Obtain the parametric equation of the curve with curvature proportional to length.

Question

Task: Obtain the parametric equation of the curve, the curvature of which varies in direct proportion to the length of the arc. Please help me decide.

Answer 1

In general, the unit speed plane curvature with curvature $\kappa(s)$, $\alpha(s_0) = (x_0,y_0)$ and $\alpha'(s_0) = (a,b)$ (where $a^2+b^2=1$) is given by $$\alpha(s) = \left(x_0 + \int_{s_0}^s \cos(\theta(\xi)+\theta_0)\,{\rm d}\xi,y_0 + \int_{s_0}^s \sin(\theta(\xi)+\theta_0)\,{\rm d}\xi\right)$$where $$\theta(\xi) = \int_{s_0}^\xi \kappa(\tau)\,{\rm d}\tau$$and $\theta_0$ is such that $\cos\theta_0 = a$ and $\sin\theta_0 = b$. So let's take $s_0 = 0$, $\kappa(s) = cs$ for some $c \in \Bbb R$, $x_0=y_0 = b = 0$ and $a=1$, so that $\theta_0 = 0$ as well.

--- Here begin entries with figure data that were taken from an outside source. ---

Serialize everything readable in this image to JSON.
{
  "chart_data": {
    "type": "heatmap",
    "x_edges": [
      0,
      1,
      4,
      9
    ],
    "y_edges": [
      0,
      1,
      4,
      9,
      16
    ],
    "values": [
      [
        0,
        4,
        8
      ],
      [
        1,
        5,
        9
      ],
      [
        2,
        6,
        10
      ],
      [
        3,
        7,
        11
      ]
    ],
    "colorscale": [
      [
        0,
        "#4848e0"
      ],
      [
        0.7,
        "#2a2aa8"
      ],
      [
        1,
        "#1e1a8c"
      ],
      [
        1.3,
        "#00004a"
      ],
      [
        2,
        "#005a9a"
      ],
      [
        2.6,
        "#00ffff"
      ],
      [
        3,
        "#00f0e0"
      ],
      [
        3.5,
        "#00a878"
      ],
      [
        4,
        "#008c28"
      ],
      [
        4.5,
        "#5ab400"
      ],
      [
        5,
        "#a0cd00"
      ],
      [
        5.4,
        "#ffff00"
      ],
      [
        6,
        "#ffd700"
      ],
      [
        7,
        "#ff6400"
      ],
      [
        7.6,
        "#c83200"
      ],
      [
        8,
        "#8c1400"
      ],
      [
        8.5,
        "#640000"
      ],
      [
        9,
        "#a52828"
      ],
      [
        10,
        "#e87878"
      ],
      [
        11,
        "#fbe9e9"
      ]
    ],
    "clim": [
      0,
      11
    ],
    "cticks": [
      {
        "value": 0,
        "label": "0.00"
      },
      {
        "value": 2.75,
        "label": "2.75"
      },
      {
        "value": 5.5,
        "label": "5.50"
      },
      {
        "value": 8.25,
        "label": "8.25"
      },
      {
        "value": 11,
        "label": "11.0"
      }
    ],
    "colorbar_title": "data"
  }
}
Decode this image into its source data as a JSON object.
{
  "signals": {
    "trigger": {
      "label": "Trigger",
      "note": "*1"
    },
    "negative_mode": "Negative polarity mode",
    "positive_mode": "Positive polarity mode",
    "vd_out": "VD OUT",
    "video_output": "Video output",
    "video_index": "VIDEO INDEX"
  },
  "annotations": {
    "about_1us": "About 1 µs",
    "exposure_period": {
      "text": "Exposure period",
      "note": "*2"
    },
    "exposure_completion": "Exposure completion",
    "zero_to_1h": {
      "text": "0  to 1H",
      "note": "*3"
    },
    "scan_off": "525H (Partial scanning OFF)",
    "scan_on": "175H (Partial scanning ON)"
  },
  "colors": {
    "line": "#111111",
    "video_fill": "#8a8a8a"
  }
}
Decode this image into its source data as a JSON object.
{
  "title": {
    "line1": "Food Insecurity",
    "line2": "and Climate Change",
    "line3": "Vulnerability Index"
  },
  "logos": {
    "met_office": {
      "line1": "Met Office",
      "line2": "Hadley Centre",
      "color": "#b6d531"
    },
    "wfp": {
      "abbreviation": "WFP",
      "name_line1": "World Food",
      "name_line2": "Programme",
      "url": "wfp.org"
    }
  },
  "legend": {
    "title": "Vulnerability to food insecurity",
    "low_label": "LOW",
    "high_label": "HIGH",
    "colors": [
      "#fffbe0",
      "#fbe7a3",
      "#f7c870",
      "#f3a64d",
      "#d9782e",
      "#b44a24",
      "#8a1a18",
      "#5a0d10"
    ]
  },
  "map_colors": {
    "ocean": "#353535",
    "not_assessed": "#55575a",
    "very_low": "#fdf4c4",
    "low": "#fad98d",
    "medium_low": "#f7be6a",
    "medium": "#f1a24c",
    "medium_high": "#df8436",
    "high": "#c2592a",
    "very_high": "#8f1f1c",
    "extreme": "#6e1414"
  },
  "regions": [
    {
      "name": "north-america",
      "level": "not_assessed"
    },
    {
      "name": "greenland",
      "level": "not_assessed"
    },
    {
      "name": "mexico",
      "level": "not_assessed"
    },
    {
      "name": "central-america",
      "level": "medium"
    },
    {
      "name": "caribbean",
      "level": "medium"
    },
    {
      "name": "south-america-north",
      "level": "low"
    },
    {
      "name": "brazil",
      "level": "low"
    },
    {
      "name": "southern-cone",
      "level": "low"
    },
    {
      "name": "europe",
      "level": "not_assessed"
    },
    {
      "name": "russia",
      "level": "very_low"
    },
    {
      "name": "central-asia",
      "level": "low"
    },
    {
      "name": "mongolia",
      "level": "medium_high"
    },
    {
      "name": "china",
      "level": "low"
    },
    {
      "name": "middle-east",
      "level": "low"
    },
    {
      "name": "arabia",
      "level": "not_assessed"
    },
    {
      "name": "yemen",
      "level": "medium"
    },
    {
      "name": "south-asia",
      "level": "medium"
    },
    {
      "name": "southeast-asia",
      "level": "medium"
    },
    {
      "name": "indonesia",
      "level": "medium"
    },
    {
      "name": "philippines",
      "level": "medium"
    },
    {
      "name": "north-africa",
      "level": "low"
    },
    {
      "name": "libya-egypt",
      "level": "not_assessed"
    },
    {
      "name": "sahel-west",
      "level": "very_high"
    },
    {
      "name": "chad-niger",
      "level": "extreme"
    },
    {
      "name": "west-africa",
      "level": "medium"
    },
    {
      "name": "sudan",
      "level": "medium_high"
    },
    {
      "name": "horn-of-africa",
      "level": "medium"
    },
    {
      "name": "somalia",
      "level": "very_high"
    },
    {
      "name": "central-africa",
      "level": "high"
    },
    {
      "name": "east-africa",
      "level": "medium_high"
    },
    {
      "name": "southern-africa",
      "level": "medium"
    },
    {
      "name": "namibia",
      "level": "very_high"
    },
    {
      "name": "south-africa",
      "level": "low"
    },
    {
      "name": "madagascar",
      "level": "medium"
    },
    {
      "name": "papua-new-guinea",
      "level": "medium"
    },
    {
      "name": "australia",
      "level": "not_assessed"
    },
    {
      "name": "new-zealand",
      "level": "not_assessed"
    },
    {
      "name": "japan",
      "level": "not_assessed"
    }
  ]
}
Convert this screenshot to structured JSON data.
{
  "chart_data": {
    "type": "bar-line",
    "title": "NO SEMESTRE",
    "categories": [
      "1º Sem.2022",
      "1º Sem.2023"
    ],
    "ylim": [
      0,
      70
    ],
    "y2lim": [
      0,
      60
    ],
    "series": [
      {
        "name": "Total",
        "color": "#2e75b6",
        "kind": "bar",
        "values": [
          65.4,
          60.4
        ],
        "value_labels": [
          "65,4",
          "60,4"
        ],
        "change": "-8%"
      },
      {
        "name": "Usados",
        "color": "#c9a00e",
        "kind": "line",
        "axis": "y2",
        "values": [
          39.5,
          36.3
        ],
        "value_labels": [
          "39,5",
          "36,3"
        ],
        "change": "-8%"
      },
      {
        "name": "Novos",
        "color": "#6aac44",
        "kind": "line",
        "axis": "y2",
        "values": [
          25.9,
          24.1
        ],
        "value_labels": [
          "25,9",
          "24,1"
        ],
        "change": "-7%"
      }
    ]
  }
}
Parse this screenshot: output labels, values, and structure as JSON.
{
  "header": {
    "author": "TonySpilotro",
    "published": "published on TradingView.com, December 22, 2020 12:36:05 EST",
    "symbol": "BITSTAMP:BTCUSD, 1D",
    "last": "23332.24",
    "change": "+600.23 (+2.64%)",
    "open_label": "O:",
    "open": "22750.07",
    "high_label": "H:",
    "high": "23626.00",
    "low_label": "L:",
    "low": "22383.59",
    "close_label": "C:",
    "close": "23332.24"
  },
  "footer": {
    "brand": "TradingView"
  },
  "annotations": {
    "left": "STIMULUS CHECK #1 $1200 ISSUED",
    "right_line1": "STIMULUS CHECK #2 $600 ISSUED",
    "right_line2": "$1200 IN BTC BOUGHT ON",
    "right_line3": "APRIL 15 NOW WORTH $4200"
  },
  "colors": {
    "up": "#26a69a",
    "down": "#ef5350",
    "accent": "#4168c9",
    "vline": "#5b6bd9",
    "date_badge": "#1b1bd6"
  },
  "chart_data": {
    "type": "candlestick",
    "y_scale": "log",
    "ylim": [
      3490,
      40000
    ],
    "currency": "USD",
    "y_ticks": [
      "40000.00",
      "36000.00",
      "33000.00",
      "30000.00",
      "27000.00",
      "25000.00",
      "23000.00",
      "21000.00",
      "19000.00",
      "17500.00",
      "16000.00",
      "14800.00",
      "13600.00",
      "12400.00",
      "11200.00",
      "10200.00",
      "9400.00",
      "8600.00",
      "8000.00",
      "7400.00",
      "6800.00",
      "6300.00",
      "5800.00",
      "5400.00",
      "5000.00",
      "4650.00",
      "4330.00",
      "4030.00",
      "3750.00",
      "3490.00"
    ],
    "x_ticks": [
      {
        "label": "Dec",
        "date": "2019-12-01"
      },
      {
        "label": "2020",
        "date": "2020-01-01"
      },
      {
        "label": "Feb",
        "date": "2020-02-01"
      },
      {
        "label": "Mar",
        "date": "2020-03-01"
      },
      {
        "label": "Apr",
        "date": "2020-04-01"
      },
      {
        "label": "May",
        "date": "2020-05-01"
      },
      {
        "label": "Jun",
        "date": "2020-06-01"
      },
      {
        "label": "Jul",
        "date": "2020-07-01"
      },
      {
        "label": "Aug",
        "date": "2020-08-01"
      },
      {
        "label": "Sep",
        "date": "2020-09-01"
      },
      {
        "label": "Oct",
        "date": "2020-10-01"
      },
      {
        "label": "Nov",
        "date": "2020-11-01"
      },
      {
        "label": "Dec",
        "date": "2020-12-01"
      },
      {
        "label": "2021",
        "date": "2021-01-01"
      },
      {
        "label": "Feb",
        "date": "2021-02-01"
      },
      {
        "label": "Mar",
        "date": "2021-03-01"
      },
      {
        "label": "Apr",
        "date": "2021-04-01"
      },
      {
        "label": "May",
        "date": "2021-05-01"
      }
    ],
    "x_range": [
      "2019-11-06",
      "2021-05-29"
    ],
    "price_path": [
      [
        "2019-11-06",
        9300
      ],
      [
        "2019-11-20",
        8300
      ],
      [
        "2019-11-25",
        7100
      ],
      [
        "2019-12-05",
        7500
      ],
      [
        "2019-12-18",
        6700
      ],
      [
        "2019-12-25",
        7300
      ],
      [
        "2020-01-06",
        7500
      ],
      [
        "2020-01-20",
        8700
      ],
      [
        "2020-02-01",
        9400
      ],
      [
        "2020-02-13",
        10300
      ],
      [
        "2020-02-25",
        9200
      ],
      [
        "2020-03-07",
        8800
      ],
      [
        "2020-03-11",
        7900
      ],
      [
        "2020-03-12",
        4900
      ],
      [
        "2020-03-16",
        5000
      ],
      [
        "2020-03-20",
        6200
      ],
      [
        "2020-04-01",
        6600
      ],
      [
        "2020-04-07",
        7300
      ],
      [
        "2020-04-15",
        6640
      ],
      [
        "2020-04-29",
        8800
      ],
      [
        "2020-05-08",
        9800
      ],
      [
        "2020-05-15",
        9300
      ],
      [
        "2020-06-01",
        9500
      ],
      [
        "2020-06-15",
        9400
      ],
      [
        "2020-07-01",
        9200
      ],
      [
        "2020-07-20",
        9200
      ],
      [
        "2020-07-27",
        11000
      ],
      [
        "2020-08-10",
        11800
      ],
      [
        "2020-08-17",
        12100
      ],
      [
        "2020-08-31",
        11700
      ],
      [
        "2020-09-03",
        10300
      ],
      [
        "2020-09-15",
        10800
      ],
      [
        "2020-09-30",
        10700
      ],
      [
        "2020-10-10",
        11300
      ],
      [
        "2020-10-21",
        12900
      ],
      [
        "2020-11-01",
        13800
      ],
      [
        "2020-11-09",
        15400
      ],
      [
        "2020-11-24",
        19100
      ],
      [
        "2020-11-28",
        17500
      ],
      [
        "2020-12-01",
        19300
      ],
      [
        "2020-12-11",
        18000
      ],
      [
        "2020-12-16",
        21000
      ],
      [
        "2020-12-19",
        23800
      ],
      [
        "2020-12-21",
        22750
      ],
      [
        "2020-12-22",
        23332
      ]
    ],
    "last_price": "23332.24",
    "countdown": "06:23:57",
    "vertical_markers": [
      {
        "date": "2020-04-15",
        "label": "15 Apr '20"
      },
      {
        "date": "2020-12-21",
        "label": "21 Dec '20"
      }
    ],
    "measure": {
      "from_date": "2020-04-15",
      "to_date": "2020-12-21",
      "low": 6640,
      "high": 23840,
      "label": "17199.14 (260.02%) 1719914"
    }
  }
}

Then $$\theta(\xi) = \int_0^\xi c\tau\,{\rm d}\tau = \frac{c\xi^2}{2}$$and $$\alpha(s) = \left(\int_0^s \cos\left(\frac{c\xi^2}{2}\right)\,{\rm d}\xi,\int_0^s \sin\left(\frac{c\xi^2}{2}\right)\,{\rm d}\xi\right).$$If you change all the initial data I conveniently chose, you will get an affine reparametrization of something congruent to the above.